A retrospective chart review was performed on 78 consecutive frontal sinus fractures treated by the same surgeon between January 1, 1994, and January 1, 2002.


In this study, 57.7 percent of fractures occurred as a result of motorcycle accidents and 75.6 percent of those patients were not wearing helmets at the time of injury. The use of helmets did not significantly affect the fracture pattern. Frontal sinus fractures were commonly associated with orbital fractures (71 percent), intracranial injuries (39 percent), and severe ophthalmic injuries (26 percent). Associated injuries were more common when the fractures involved the posterior tables. The method of management comprised four groups: no surgical intervention (n = 6), open reduction and internal fixation of the anterior table with sinus preservation (n = 40), partial sinus obliteration (n = 18), and cranialization (n = 14). The complication rate was 16.7 percent (n = 13), including postoperative cerebrospinal fluid leaks (n = 6), wound infections (n = 4), meningitis (n = 1), sinusitis (n = 1), and pyomucocele (n = 1).

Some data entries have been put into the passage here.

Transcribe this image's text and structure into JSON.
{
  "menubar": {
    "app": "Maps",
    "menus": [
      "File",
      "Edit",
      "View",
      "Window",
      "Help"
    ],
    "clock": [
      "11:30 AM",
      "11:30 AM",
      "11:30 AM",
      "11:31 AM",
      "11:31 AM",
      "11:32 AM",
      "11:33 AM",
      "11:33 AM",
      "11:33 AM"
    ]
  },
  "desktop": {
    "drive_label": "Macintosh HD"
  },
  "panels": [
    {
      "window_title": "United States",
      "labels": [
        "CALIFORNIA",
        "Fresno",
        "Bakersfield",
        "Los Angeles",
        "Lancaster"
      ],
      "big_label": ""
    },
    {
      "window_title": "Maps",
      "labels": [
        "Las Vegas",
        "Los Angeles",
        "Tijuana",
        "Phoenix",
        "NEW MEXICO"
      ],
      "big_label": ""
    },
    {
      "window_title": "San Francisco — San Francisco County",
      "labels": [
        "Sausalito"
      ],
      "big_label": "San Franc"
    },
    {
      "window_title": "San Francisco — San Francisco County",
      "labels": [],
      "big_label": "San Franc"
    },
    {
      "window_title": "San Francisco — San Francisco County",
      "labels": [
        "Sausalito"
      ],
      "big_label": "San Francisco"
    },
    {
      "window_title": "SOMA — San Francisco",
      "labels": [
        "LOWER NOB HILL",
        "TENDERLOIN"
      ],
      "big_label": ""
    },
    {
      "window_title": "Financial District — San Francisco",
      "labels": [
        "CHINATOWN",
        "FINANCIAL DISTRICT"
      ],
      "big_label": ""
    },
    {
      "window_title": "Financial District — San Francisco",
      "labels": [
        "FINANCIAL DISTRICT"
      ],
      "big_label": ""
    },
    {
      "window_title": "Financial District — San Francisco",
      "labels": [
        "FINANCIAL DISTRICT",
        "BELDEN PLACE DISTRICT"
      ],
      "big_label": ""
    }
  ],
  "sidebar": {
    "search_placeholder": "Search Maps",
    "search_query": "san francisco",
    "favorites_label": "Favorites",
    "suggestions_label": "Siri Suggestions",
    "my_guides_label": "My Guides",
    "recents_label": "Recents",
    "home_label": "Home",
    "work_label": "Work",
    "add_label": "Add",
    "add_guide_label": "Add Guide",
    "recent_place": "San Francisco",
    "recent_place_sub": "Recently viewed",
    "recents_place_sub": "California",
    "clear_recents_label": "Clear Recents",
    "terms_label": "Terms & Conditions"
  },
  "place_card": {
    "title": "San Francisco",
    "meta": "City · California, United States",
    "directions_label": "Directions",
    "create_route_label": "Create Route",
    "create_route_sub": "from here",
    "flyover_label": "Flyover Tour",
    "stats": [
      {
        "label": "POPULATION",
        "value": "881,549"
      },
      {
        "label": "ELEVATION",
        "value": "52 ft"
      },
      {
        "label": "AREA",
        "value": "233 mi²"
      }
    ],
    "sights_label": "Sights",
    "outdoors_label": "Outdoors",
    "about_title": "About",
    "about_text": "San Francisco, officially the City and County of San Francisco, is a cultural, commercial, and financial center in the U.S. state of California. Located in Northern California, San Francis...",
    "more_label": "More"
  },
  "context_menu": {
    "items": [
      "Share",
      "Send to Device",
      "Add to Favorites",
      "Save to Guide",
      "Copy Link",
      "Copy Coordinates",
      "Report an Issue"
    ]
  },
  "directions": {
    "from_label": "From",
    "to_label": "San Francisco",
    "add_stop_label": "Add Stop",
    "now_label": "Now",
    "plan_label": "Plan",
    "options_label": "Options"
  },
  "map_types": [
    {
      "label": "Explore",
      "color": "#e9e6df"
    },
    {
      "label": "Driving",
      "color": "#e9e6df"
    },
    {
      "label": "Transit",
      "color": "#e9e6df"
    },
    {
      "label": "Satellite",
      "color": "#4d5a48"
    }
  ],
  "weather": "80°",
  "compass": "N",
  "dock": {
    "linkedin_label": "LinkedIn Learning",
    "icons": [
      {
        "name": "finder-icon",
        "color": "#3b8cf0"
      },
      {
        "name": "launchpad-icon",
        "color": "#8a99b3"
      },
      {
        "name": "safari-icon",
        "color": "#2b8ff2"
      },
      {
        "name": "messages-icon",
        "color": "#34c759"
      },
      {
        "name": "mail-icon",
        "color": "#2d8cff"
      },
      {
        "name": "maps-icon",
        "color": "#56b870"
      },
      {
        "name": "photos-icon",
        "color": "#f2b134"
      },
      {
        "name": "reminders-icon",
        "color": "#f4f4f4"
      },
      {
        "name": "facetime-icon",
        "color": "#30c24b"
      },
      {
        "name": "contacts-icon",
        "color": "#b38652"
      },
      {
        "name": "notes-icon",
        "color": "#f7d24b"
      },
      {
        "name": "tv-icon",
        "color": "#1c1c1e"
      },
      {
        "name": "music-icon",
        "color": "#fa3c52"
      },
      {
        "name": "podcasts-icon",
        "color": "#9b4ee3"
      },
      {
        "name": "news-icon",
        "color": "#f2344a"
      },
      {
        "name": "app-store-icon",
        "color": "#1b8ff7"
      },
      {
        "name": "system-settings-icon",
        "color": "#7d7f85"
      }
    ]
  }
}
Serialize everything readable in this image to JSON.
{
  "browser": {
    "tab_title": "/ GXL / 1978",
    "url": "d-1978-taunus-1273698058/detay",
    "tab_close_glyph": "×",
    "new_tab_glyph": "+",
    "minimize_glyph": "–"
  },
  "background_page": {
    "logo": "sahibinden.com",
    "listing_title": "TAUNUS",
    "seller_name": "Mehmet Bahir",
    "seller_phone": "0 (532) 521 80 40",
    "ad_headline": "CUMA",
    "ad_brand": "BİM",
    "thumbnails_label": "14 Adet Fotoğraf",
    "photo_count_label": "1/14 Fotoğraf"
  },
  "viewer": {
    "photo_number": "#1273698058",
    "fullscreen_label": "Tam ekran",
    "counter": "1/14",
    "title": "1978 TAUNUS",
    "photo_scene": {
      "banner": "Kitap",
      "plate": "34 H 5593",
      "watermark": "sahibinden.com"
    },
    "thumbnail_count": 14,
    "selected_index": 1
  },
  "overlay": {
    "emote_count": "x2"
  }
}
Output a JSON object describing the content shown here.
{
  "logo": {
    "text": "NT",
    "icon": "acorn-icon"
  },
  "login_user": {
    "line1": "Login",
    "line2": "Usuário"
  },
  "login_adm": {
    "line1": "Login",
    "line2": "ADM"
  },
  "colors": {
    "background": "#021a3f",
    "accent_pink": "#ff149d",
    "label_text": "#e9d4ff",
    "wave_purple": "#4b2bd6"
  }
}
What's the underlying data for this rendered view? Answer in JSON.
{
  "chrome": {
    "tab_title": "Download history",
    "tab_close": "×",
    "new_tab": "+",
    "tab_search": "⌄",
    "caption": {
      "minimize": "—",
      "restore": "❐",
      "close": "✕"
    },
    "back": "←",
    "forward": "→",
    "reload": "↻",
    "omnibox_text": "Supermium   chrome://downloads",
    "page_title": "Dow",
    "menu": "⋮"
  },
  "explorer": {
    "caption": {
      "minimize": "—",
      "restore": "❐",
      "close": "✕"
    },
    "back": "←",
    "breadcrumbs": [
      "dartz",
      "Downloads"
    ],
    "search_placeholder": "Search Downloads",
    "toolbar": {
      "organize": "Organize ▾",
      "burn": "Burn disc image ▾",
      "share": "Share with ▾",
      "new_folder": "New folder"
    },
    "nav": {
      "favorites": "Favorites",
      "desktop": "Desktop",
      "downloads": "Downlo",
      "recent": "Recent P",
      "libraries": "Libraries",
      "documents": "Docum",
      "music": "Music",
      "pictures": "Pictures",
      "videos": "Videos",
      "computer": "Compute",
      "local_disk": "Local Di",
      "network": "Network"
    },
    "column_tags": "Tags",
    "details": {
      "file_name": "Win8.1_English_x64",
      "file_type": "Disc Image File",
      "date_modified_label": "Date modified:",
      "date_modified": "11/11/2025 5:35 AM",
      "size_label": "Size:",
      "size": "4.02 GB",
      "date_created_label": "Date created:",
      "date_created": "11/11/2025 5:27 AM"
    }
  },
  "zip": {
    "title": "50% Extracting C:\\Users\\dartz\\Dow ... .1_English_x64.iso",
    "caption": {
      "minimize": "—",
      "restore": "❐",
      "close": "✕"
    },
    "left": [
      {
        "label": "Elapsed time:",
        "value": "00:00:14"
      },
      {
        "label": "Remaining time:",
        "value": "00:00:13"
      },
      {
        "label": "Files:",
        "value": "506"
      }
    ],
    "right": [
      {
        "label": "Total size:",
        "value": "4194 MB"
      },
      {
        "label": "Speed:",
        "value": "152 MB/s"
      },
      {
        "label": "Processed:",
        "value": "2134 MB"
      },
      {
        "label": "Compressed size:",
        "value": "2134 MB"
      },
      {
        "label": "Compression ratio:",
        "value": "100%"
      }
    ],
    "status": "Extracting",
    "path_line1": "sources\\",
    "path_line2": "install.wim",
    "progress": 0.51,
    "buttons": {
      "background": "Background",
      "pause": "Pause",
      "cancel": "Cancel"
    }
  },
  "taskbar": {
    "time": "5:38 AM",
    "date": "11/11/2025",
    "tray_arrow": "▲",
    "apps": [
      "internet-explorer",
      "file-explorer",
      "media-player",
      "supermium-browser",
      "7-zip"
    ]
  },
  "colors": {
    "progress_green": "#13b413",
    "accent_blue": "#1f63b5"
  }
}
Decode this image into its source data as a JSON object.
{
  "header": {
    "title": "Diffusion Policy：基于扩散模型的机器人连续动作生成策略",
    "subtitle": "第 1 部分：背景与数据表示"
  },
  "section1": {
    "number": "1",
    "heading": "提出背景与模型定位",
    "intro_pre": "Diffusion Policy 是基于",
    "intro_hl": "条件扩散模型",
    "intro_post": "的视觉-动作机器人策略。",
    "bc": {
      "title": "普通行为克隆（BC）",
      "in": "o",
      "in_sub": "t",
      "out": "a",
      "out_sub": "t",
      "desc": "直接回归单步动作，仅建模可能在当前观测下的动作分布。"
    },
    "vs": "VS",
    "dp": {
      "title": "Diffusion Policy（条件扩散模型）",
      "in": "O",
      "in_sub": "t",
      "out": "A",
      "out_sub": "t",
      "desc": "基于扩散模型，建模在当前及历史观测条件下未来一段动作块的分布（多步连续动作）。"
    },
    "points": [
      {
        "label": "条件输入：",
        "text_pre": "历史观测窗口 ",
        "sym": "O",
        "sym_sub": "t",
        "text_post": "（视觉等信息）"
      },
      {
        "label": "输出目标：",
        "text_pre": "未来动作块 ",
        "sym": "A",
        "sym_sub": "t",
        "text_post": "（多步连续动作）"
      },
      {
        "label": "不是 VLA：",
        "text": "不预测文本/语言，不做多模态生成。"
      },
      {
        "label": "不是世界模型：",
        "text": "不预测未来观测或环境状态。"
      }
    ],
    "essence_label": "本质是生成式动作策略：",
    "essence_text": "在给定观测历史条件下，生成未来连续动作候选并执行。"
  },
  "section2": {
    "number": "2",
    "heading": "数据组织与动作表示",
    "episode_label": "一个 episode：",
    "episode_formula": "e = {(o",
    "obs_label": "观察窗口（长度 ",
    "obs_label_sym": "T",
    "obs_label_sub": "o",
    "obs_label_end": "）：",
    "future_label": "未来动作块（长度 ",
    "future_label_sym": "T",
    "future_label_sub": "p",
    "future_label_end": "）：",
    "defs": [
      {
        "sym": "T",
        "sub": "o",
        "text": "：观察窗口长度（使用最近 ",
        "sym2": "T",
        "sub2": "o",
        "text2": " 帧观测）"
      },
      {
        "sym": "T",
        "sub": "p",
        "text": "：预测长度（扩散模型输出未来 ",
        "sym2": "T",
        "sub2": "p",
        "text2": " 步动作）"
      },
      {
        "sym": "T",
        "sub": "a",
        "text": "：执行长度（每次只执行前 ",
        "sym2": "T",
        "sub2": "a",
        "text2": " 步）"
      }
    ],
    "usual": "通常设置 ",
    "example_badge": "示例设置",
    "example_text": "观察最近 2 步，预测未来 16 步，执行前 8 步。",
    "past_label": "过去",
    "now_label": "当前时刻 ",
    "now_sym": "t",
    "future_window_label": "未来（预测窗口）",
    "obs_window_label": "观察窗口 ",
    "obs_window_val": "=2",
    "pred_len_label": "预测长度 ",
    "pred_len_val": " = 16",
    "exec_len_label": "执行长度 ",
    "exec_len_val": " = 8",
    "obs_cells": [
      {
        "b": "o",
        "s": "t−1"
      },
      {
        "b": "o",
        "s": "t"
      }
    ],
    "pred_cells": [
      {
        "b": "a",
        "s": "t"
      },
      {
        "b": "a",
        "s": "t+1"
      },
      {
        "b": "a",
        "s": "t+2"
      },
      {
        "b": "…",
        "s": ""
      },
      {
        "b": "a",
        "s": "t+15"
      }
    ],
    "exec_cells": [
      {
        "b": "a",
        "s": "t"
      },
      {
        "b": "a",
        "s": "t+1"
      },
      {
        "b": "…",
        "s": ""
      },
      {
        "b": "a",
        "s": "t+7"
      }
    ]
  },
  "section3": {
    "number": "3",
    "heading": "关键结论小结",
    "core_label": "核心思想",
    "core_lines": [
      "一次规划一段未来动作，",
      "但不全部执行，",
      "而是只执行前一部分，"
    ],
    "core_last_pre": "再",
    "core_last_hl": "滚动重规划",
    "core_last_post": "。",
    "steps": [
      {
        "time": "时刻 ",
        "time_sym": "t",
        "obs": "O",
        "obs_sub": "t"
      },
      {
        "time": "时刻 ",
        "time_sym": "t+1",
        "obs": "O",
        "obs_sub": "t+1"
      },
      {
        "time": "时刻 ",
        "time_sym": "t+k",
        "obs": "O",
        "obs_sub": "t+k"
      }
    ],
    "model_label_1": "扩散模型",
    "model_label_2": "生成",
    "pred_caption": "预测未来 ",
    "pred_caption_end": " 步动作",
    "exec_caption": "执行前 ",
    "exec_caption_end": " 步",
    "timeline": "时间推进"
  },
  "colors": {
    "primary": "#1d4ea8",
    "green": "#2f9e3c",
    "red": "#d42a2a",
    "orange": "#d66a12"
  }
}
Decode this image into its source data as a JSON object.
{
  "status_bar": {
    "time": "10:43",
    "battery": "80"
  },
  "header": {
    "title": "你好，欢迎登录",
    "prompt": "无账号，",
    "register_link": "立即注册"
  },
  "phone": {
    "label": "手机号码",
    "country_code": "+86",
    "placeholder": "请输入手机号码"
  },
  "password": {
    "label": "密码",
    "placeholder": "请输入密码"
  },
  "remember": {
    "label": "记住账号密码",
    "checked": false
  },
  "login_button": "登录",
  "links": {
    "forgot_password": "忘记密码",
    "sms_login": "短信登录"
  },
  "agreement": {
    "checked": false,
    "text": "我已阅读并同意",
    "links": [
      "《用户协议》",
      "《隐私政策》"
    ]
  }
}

Involvement of the nasofrontal duct and persistence of cerebrospinal fluid leaks are two key determinants of the treatment algorithm. The amount of displacement of the posterior table has not been found to be a key determinant of the need for surgical intervention. When the sinus is to be obliterated, partial obliteration can achieve a good result, with limited sinus complication and minimal donor-site morbidity.